Draft of Child Safety Policy to be ready in two weeks

All schools in the State will soon need to have their own ‘Child Safety Plan’ to be able to prevent and deal with incidents like the recent rape of a minor girl in Vibgyor High at Marathahalli in Bangalore.

This will be part of the Child Safety Policy that the Department of Women and Child Development (DWCD) is planning to bring, in coordination with the department of Primary and Secondary Education.

The plan was made known at a meeting on ‘Child Rights Protection in Schools’ convened by the Department of Public Instruction here on Wednesday. Officials from various departments and school managements took part.

Amita Prasad, Principal Secretary, DWCD, one of the speakers, pointed out that there was no such thing as Child Safety Policy in the State as yet that had provisions to protect children against physical and sexual offences. 

“Let schools make their own child safety plans. I request the department (police) to give them more time to come up with such plans.”  

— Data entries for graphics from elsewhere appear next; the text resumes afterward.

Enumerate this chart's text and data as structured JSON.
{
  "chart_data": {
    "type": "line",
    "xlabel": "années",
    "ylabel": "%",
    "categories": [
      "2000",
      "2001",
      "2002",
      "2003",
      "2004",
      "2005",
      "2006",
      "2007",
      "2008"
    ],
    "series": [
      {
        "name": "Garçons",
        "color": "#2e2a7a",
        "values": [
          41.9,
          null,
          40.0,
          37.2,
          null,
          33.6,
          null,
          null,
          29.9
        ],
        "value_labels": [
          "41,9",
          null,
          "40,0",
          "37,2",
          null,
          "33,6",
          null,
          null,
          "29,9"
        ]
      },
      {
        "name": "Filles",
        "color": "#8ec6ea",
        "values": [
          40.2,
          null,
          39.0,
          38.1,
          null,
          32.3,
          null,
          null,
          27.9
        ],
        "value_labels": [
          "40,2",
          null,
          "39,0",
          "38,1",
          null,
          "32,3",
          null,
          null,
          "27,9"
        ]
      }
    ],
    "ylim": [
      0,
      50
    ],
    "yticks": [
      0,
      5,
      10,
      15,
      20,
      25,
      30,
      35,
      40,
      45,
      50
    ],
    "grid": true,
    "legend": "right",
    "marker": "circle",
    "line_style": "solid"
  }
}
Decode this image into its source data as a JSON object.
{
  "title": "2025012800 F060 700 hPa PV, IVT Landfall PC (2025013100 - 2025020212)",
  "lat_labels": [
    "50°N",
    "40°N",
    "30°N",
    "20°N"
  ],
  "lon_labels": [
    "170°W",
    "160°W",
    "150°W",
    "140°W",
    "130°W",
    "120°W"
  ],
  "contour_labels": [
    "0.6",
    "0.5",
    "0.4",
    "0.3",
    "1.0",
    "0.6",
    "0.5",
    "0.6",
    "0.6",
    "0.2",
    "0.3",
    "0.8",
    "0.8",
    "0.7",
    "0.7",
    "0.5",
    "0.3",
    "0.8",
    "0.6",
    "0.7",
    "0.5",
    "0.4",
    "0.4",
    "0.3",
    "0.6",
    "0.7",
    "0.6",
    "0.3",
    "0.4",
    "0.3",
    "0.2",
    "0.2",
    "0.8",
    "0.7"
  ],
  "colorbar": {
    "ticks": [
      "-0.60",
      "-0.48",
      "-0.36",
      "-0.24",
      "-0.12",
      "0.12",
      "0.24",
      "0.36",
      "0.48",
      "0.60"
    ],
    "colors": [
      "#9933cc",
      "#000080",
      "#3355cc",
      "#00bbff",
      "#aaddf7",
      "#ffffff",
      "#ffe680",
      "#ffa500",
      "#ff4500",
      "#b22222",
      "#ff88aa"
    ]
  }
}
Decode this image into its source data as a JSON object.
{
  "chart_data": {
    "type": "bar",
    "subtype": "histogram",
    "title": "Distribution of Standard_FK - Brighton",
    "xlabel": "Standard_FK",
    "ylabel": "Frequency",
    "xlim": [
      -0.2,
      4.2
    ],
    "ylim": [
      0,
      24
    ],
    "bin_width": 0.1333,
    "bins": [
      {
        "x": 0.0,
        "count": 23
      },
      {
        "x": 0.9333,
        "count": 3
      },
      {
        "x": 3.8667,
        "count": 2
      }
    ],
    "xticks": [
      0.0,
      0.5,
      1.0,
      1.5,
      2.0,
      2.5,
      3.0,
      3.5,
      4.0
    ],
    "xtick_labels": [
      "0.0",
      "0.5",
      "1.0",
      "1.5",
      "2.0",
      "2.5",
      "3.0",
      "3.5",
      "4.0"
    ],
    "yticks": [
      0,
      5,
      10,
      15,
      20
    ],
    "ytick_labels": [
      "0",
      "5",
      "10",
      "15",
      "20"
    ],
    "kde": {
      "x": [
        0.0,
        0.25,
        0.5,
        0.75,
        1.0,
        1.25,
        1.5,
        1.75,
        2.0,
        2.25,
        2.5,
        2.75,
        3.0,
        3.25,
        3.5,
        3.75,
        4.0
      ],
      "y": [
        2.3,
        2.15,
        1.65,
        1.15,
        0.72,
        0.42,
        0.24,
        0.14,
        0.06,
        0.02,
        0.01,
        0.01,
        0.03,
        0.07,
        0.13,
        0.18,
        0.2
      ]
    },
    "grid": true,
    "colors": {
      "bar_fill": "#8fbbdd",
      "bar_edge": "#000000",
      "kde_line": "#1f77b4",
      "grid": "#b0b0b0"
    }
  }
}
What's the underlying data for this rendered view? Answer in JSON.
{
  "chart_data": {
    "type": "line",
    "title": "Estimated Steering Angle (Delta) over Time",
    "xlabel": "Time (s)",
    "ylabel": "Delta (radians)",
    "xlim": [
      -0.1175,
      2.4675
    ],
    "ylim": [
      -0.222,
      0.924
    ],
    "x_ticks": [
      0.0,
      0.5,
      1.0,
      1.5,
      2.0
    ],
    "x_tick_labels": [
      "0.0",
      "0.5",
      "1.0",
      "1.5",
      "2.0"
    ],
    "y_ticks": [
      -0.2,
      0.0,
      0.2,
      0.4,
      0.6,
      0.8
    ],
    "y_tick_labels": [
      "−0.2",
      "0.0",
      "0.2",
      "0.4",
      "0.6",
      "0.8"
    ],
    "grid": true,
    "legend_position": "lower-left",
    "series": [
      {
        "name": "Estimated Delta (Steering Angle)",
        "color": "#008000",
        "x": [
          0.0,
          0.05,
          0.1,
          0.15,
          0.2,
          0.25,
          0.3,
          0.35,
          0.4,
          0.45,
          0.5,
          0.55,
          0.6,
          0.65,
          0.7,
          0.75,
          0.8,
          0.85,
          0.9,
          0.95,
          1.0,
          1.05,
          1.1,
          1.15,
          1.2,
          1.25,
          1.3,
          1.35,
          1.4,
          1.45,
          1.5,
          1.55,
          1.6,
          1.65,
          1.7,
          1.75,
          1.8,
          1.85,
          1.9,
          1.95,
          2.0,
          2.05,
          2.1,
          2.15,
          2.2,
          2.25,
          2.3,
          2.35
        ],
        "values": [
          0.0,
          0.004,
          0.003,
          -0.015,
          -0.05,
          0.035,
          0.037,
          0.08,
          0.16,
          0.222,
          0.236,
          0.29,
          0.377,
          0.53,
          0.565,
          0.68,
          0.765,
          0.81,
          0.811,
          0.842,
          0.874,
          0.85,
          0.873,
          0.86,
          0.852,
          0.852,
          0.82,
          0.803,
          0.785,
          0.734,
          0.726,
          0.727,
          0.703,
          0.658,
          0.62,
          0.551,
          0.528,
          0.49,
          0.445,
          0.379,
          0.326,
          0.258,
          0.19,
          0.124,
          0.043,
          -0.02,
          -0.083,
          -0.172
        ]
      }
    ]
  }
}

As an example, Prasad talked about installing CCTV cameras as a safety measure. She said CCTVs by themselves were no solution to the problem of safety in schools and they should, therefore, make plans on where they would want to instal the device and implement other safety measures according to their particular needs and situation.

Elaborating on the Child Safety Policy and Child Safety Plan on the sidelines of the programme, Prasad said: “The draft of the policy is already being prepared with help from Unicef and others. It will be completed in the next two weeks.”

She said that under the policy, there will be a common “template” for the Child Safety Plan for schools that will include steps for ensuring safety and protection of children, role of teachers, role of the School Development and Monitoring Committee, etc. Child Safety Policies of countries like New Zealand, Canada as well as those at home, of states like Kerala and Odisha are being looked into for the framing of the Child Safety Policy, Prasad said.

Expressing his opinion that children’s safety was non-negotiable, Rajkumar Khatri, principal secretary, Department of Primary and Secondary Education, suggested making the new policy “statutory”.

“As part of this new policy, discussions and consultative mechanisms on a monthly and quarterly basis should be held at the block and district levels,” he said.

Shashi Kumar, organising secretary, Karnataka State Private School Managements Federation, said he would need to look at the proposal for the formation of the Child Safety Plan and Child Safety Policy before commenting on it. “It would otherwise be just another extension of the many guidelines issued by the various departments,” he said.